Uyanıkken üretilen enerjinin büyük kısmı (yaklaşık yüzde 80) hareket, nefes alma ve konuşma gibi çeşitli fiziksel aktiviteler tarafından kullanılır. Uyurken bu enerji besbelli kullanılmıyor ve "enerji fazlalığı" beyne yönlendiriliyor. Bu, beynin enerji tüketiminin REM gibi belirli uyku adımlarında uyanıkken olduğundan daha yüksek olduğu anlamına geliyor. Bu enerji, sinirsel bağlantılar oluşturma ve güçlendirme ve atık maddeleri kaldırma gibi, uyanıkken geri dönen sekreterlik görevlerini tamamlayarak iyi bir şekilde kullanılmaktadır.

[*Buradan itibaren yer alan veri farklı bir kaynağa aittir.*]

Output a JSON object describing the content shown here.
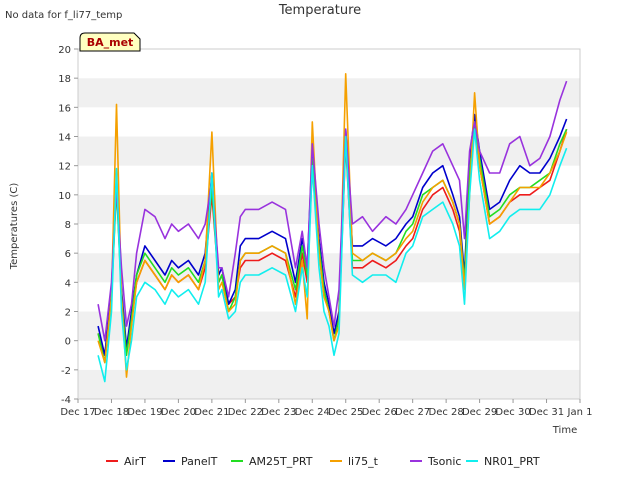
{
  "nodata_note": "No data for f_li77_temp",
  "badge": "BA_met",
  "colors": {
    "AirT": "#ee1c1c",
    "PanelT": "#0000cc",
    "AM25T_PRT": "#22dd22",
    "li75_t": "#f5a000",
    "Tsonic": "#9933dd",
    "NR01_PRT": "#11eeee"
  },
  "chart_data": {
    "type": "line",
    "title": "Temperature",
    "xlabel": "Time",
    "ylabel": "Temperatures (C)",
    "ylim": [
      -4,
      20
    ],
    "xlim": [
      0,
      15
    ],
    "yticks": [
      -4,
      -2,
      0,
      2,
      4,
      6,
      8,
      10,
      12,
      14,
      16,
      18,
      20
    ],
    "xtick_labels": [
      "Dec 17",
      "Dec 18",
      "Dec 19",
      "Dec 20",
      "Dec 21",
      "Dec 22",
      "Dec 23",
      "Dec 24",
      "Dec 25",
      "Dec 26",
      "Dec 27",
      "Dec 28",
      "Dec 29",
      "Dec 30",
      "Dec 31",
      "Jan 1"
    ],
    "legend_position": "bottom",
    "grid": "alternating horizontal bands",
    "x": [
      0.6,
      0.8,
      1.0,
      1.15,
      1.3,
      1.45,
      1.6,
      1.75,
      2.0,
      2.3,
      2.6,
      2.8,
      3.0,
      3.3,
      3.6,
      3.8,
      4.0,
      4.2,
      4.3,
      4.5,
      4.7,
      4.85,
      5.0,
      5.4,
      5.8,
      6.2,
      6.5,
      6.7,
      6.85,
      7.0,
      7.2,
      7.35,
      7.5,
      7.65,
      7.8,
      8.0,
      8.2,
      8.5,
      8.8,
      9.2,
      9.5,
      9.8,
      10.0,
      10.3,
      10.6,
      10.9,
      11.2,
      11.4,
      11.55,
      11.7,
      11.85,
      12.0,
      12.3,
      12.6,
      12.9,
      13.2,
      13.5,
      13.8,
      14.1,
      14.4,
      14.6
    ],
    "series": [
      {
        "name": "AirT",
        "values": [
          0.5,
          -1.0,
          3.0,
          11.0,
          3.0,
          -0.5,
          1.5,
          4.0,
          5.5,
          4.5,
          3.5,
          4.5,
          4.0,
          4.5,
          3.5,
          5.0,
          10.0,
          4.0,
          4.5,
          2.5,
          3.0,
          5.0,
          5.5,
          5.5,
          6.0,
          5.5,
          3.0,
          6.0,
          4.0,
          12.0,
          6.0,
          3.5,
          2.0,
          0.5,
          1.5,
          13.5,
          5.0,
          5.0,
          5.5,
          5.0,
          5.5,
          6.5,
          7.0,
          9.0,
          10.0,
          10.5,
          9.0,
          7.5,
          4.0,
          11.0,
          15.0,
          12.0,
          8.0,
          8.5,
          9.5,
          10.0,
          10.0,
          10.5,
          11.0,
          13.0,
          14.5
        ]
      },
      {
        "name": "PanelT",
        "values": [
          1.0,
          -1.0,
          3.5,
          11.2,
          3.5,
          -0.5,
          2.0,
          4.5,
          6.5,
          5.5,
          4.5,
          5.5,
          5.0,
          5.5,
          4.5,
          6.0,
          11.5,
          4.5,
          5.0,
          2.5,
          3.5,
          6.5,
          7.0,
          7.0,
          7.5,
          7.0,
          4.0,
          7.0,
          5.0,
          13.0,
          7.0,
          4.0,
          2.5,
          0.5,
          2.0,
          14.5,
          6.5,
          6.5,
          7.0,
          6.5,
          7.0,
          8.0,
          8.5,
          10.5,
          11.5,
          12.0,
          10.0,
          8.5,
          4.5,
          12.5,
          15.5,
          13.0,
          9.0,
          9.5,
          11.0,
          12.0,
          11.5,
          11.5,
          12.5,
          14.0,
          15.2
        ]
      },
      {
        "name": "AM25T_PRT",
        "values": [
          0.5,
          -1.5,
          3.0,
          10.5,
          3.0,
          -1.0,
          1.5,
          4.5,
          6.0,
          5.0,
          4.0,
          5.0,
          4.5,
          5.0,
          4.0,
          5.5,
          10.5,
          4.0,
          4.5,
          2.0,
          3.0,
          5.5,
          6.0,
          6.0,
          6.5,
          6.0,
          3.5,
          6.5,
          4.5,
          12.5,
          6.5,
          3.5,
          2.0,
          0.0,
          1.5,
          14.0,
          5.5,
          5.5,
          6.0,
          5.5,
          6.0,
          7.5,
          8.0,
          10.0,
          10.5,
          11.0,
          9.5,
          8.0,
          4.0,
          11.5,
          15.0,
          12.5,
          8.5,
          9.0,
          10.0,
          10.5,
          10.5,
          11.0,
          11.5,
          13.5,
          14.5
        ]
      },
      {
        "name": "li75_t",
        "values": [
          0.0,
          -1.5,
          3.0,
          16.2,
          3.0,
          -2.5,
          1.0,
          4.0,
          5.5,
          4.5,
          3.5,
          4.5,
          4.0,
          4.5,
          3.5,
          5.5,
          14.3,
          3.5,
          4.0,
          2.0,
          2.5,
          5.5,
          6.0,
          6.0,
          6.5,
          6.0,
          2.5,
          5.5,
          1.5,
          15.0,
          6.0,
          3.0,
          2.0,
          0.0,
          1.0,
          18.3,
          6.0,
          5.5,
          6.0,
          5.5,
          6.0,
          7.0,
          7.5,
          9.5,
          10.5,
          11.0,
          9.5,
          8.0,
          3.5,
          10.0,
          17.0,
          12.0,
          8.0,
          8.5,
          9.5,
          10.5,
          10.5,
          10.5,
          11.5,
          13.0,
          14.3
        ]
      },
      {
        "name": "Tsonic",
        "values": [
          2.5,
          0.0,
          4.0,
          10.5,
          5.0,
          1.0,
          2.5,
          6.0,
          9.0,
          8.5,
          7.0,
          8.0,
          7.5,
          8.0,
          7.0,
          8.0,
          11.0,
          5.0,
          5.0,
          3.0,
          6.0,
          8.5,
          9.0,
          9.0,
          9.5,
          9.0,
          5.0,
          7.5,
          5.0,
          13.5,
          8.0,
          5.0,
          3.0,
          1.0,
          3.5,
          14.5,
          8.0,
          8.5,
          7.5,
          8.5,
          8.0,
          9.0,
          10.0,
          11.5,
          13.0,
          13.5,
          12.0,
          11.0,
          7.0,
          13.0,
          15.0,
          13.0,
          11.5,
          11.5,
          13.5,
          14.0,
          12.0,
          12.5,
          14.0,
          16.5,
          17.8
        ]
      },
      {
        "name": "NR01_PRT",
        "values": [
          -1.0,
          -2.8,
          2.0,
          11.8,
          2.0,
          -2.0,
          0.0,
          3.0,
          4.0,
          3.5,
          2.5,
          3.5,
          3.0,
          3.5,
          2.5,
          4.0,
          11.5,
          3.0,
          3.5,
          1.5,
          2.0,
          4.0,
          4.5,
          4.5,
          5.0,
          4.5,
          2.0,
          5.0,
          3.0,
          12.0,
          5.0,
          2.0,
          1.0,
          -1.0,
          0.5,
          14.0,
          4.5,
          4.0,
          4.5,
          4.5,
          4.0,
          6.0,
          6.5,
          8.5,
          9.0,
          9.5,
          8.0,
          6.5,
          2.5,
          10.0,
          14.5,
          11.0,
          7.0,
          7.5,
          8.5,
          9.0,
          9.0,
          9.0,
          10.0,
          12.0,
          13.2
        ]
      }
    ]
  }
}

Beyin, gün boyunca diğer faaliyetlerin gerçekleşmesi için karar verme gibi daha acil ve enerjik görevlerle meşguldür. Bununla birlikte, uyku esnasında beynin düzeltilmesi için 'serbest zaman" vardır.

8. KİLO KAYBI

Aniden çok susadığınız için uyandınız mı? Bunun nedeni, vücudunuzun gece ortamında havaya 0,5 kilogramı (1 lb) fazla su kaybetmesidir. Bunu yaklaşık şu şekilde düşünün: Akciğerlerinizdeki havanın sıcaklığı yaklaşık 36.7 derece (98° F) civarındadır. Ayrıca nemle doludur. Çoğu kişinin odası 36.7 dereceye (98° F) kıyasla çok daha soğuk olduğu için, vücut soğurken, uyku halinde soluduğunuz havaya vücudunuzdan nem çıkarırsınız.

9. TEMİZLİK

Uyanma saatleri boyunca, toksinler ve diğer atık ürünler beyin ve vücudun hücreleri boyunca birikir. Vücudun geri kalan kısmı uyku halindeyken kapandığında beyniniz çalışmaya başlar. Esasen, beyin omurilik sıvısının omurganızdan beyninize akmasına, dokunun durulmasına ve tüm toksinlerin atılmasına izin veren bir valf açar. Bu süreç hücresel solunum olarak bilinen daha geniş bir çevrimin parçasıdır. Hücrelere besin maddelerinden enerji kazandıran ve vücudu devam ettiren reaksiyonlardır. Geceleri çıkartılan toksinler bu işlemden kalan artıklardır.

10. RÜYALAR

Vücudunuzun bilinçsiz olduğu her gece beyniniz yalnızca kafanızda varolan, ancak gerçek olduğunu düşündüğünüz hayali bir gerçekliği simgeliyor. Uyandığınızda, hemen hemen hepsi hafızanızdan kayboluyor.

Kaynak:Haber Kaynağı

HABERE YORUM KAT
UYARI: Küfür, hakaret, rencide edici cümleler veya imalar, inançlara saldırı içeren, imla kuralları ile yazılmamış,
Türkçe karakter kullanılmayan ve büyük harflerle yazılmış yorumlar onaylanmamaktadır.